When I was a child, I would ride in the car with my parents and see different parts of the city. While I didn’t know why I felt compelled to point out various buildings, I knew what I wanted to do with them – turn them into youth centers for the community. Before I knew what leadership meant, I knew I wanted to change things for the better. And as I grew up, I did that work at every turn.
My first job in high school was as a youth T-Ball instructor and tutor for a program called Kids With A Positive Attitude. Then I served as a youth leader in volunteer programs in my church, and in college, I mentored in the Columbia Missouri YMCA as part of a program with my fraternity Kappa Alpha Psi. When I graduated, I taught youth bible study and summer camp with my church New Faith Baptist Church International, in Matteson, before joining the mentoring organization 100 Black Men of Chicago. I continued to do this work serving on the Local School Council at King College Prep and eventually on numerous non-profit boards, all focused on helping youth. Mentorship and youth leadership has always been the work I was purposed to do. I’m honored to continue it as the next CEO of Chicago Scholars.
Our city needs leaders to step up now more than ever. We are failing our young men of color. The data and daily headlines confirm it. We cannot afford to wait any longer. Mentorship and exposure, coupled with education and career opportunities, are critical components of changing things for the better. For the past 25 years at Chicago Scholars, we have done that work and done it very well. Now we need to do more. We must deepen personalized engagement and expand our technical capabilities to reach more young people. We must continue to work with our College and Corporate partners to create inclusive environments welcoming to our Scholars. We must prepare the world for our Scholars while we continue to prepare our Scholars for the world. We must commit wholeheartedly to READI (Racial Justice. Equity. Accessibility. Diversity. Inclusion) work because it is essential to the success of our community.

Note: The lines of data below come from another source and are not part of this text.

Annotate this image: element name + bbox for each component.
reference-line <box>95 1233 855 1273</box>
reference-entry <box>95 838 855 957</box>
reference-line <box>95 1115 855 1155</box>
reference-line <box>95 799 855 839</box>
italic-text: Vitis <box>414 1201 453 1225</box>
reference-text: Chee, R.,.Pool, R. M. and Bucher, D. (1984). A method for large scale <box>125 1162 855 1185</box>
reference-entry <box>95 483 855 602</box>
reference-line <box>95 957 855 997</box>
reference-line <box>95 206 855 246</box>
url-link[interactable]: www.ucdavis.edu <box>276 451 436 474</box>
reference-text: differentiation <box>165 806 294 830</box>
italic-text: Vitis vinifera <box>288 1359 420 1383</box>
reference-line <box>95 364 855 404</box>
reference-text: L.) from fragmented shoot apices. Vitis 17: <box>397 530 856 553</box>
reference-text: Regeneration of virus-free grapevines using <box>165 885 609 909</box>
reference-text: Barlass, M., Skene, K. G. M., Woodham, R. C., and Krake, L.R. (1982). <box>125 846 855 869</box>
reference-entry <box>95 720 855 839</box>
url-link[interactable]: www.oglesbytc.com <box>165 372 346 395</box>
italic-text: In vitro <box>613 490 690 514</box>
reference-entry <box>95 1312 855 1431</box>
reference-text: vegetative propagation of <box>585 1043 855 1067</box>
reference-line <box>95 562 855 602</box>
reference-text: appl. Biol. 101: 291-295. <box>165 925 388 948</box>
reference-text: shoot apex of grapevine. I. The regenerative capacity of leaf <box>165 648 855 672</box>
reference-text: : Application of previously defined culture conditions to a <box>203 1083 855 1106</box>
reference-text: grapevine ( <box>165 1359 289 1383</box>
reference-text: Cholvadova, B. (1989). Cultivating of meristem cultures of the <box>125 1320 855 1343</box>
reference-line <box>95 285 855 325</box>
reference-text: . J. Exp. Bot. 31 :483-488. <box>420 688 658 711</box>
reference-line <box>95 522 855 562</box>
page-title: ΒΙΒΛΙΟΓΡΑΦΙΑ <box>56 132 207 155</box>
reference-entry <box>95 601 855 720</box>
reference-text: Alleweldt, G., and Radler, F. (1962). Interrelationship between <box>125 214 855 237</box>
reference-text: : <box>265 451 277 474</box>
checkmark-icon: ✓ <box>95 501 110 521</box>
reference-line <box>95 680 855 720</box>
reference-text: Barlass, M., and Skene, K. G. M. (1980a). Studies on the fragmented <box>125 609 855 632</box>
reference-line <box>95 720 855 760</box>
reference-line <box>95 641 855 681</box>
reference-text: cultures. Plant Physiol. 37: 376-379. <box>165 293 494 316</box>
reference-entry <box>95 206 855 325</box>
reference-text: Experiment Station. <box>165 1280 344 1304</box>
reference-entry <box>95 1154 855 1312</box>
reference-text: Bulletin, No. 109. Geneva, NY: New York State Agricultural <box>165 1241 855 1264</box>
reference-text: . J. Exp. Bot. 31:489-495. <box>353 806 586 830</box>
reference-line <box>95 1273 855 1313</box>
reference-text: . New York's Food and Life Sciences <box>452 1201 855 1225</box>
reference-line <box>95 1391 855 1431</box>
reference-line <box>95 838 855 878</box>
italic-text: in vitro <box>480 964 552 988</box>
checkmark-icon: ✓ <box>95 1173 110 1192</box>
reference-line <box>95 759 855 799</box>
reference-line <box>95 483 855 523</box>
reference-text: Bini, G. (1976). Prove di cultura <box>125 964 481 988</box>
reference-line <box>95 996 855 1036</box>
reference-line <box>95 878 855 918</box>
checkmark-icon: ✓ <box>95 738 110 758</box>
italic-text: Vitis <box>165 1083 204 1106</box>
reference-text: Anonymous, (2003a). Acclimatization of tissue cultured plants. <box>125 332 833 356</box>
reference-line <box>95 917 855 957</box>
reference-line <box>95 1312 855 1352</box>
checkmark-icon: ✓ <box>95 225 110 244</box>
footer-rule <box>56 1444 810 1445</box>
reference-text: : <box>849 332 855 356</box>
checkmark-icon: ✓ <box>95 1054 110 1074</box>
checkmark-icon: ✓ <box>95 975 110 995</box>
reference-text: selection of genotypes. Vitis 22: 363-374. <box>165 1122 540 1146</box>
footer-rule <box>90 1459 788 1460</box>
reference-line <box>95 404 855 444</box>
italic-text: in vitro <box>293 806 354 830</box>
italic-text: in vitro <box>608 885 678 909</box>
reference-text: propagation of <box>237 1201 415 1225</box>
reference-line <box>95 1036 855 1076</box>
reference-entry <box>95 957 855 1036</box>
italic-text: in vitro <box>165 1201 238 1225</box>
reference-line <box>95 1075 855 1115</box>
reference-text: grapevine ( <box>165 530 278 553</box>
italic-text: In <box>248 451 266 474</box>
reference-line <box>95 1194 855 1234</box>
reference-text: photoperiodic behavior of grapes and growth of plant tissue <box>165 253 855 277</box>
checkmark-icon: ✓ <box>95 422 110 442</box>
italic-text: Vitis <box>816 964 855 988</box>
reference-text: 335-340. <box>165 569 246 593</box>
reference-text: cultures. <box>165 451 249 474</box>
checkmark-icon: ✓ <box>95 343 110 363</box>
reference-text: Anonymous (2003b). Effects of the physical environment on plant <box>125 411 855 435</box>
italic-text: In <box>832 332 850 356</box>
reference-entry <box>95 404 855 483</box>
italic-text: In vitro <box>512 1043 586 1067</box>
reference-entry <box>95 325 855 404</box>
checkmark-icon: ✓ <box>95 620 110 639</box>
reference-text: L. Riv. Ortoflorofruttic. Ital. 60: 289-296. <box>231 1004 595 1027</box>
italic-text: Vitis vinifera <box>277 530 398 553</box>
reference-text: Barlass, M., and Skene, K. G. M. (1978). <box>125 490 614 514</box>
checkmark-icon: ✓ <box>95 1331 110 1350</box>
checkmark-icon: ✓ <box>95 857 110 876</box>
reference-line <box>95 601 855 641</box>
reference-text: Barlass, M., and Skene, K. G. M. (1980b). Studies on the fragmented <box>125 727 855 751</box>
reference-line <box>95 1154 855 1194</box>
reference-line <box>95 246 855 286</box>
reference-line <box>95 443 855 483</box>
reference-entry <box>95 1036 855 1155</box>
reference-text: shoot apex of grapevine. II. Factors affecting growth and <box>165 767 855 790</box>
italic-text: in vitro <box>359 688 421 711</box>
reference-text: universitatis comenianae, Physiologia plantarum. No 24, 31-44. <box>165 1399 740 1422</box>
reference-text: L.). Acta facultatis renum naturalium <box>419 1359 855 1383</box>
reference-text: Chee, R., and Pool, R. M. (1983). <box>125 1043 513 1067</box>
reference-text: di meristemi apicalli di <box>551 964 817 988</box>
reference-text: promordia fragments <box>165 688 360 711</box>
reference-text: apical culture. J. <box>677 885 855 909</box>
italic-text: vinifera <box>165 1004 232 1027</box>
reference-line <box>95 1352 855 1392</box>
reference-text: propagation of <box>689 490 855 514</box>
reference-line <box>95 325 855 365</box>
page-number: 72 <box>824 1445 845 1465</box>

I am honored to lead Chicago Scholars. I am our Scholars. As the first black male in my family to graduate from college, I represent my ancestor’s wildest dreams come true, and I represent a focal point of what our Scholars can become when given opportunity and access. I, however, never get to this point without a supportive family and parents who sacrificed to ensure that I had every opportunity they could provide. For my village and their support, sacrifice, and prayers, I am forever grateful. That’s why I recognize that Chicago Scholars must continue to be that supportive family for other young people who may not have the same supports. More now than ever, our organization must be strong both internally and externally; we must be financially healthy and well-connected in the community and corporate sectors; we must always put the Scholars at the center of our decisions to best help them navigate and thrive in a post-pandemic world.
I’m excited to be the person chosen to lead the next phase of work at Chicago Scholars. And I’m very ready to get started. We need you to join us; we need you to work in partnership with us to change this city and country for the better. We have hard work to do, but I know we can do so together. We will create a vibrant Chicago powered by diverse leaders from every neighborhood. This is the way forward. We owe it to our young people, to our next generation of leaders, to get this right. Let’s get to work.